Based upon an innovative idea first conceived by Dr Pete Williams of AB Agri, collaborators from Nottingham Trent University (NTU) and AB Agri have shown that yeast protein concentrate (YPC) can be separated from the fibrous cereal matter and converetd into edible chicken feed.
This project shows the fuel itself is only half the story
Dr Emily Burton, NTU
The researchers have also shown that YPC may be a cost-competitive substitute for imported soya-based and similar high-value protein feeds currently used in the diets of chickens bred for meat production.
Funding from the Engineering and Physical Sciences Research Council (EPSRC) meant that researchers could examine the composition of the newly isolated, YPC in a series of experiments, showing that it can be readily digested by chickens.
Dr Emily Burton of NTU said: “Bioethanol is already a 60-billion-litre per year global market but this project shows the fuel itself is only half the story - immense value lies within other co-product streams too. As well as the proteins, the yeast content provides important vitamins and other micronutrients.”

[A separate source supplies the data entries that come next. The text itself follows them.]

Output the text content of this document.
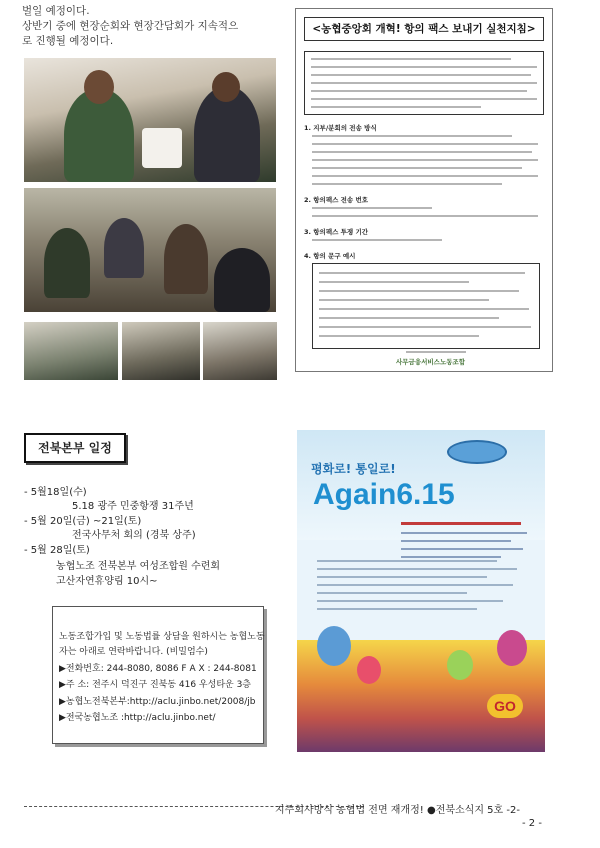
벌일 예정이다.
상반기 중에 현장순회와 현장간담회가 지속적으
로 진행될 예정이다.
<농협중앙회 개혁! 항의 팩스 보내기 실천지침>
1. 지부/분회의 전송 방식
2. 항의팩스 전송 번호
3. 항의팩스 투쟁 기간
4. 항의 문구 예시
사무금융서비스노동조합
전북본부 일정
- 5월18일(수)
5.18 광주 민중항쟁 31주년
- 5월 20일(금) ~21일(토)
전국사무처 회의 (경북 상주)
- 5월 28일(토)
농협노조 전북본부 여성조합원 수련회
고산자연휴양림 10시~
노동조합가입 및 노동법률 상담을 원하시는 농협노동
자는 아래로 연락바랍니다. (비밀엄수)
▶전화번호: 244-8080, 8086 F A X : 244-8081
▶주 소: 전주시 덕진구 진북동 416 우성타운 3층
▶농협노전북본부:http://aclu.jinbo.net/2008/jb
▶전국농협노조 :http://aclu.jinbo.net/
평화로! 통일로!
Again6.15
GO
지주회사방식 농협법 전면 재개정! ●전북소식지 5호 -2-
- 2 -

This innovative process separates dried distiller’s grains with solubles (DDGS) into three fractions - fibre, a watery syrup and YPC, allowing global production of almost 3 million tonnes of supplementary high-quality protein per annum alongside current levels of bioethanol produced.
A project at a US bioethanol facility is now up and running, demonstrating the performance of the process at factory scale.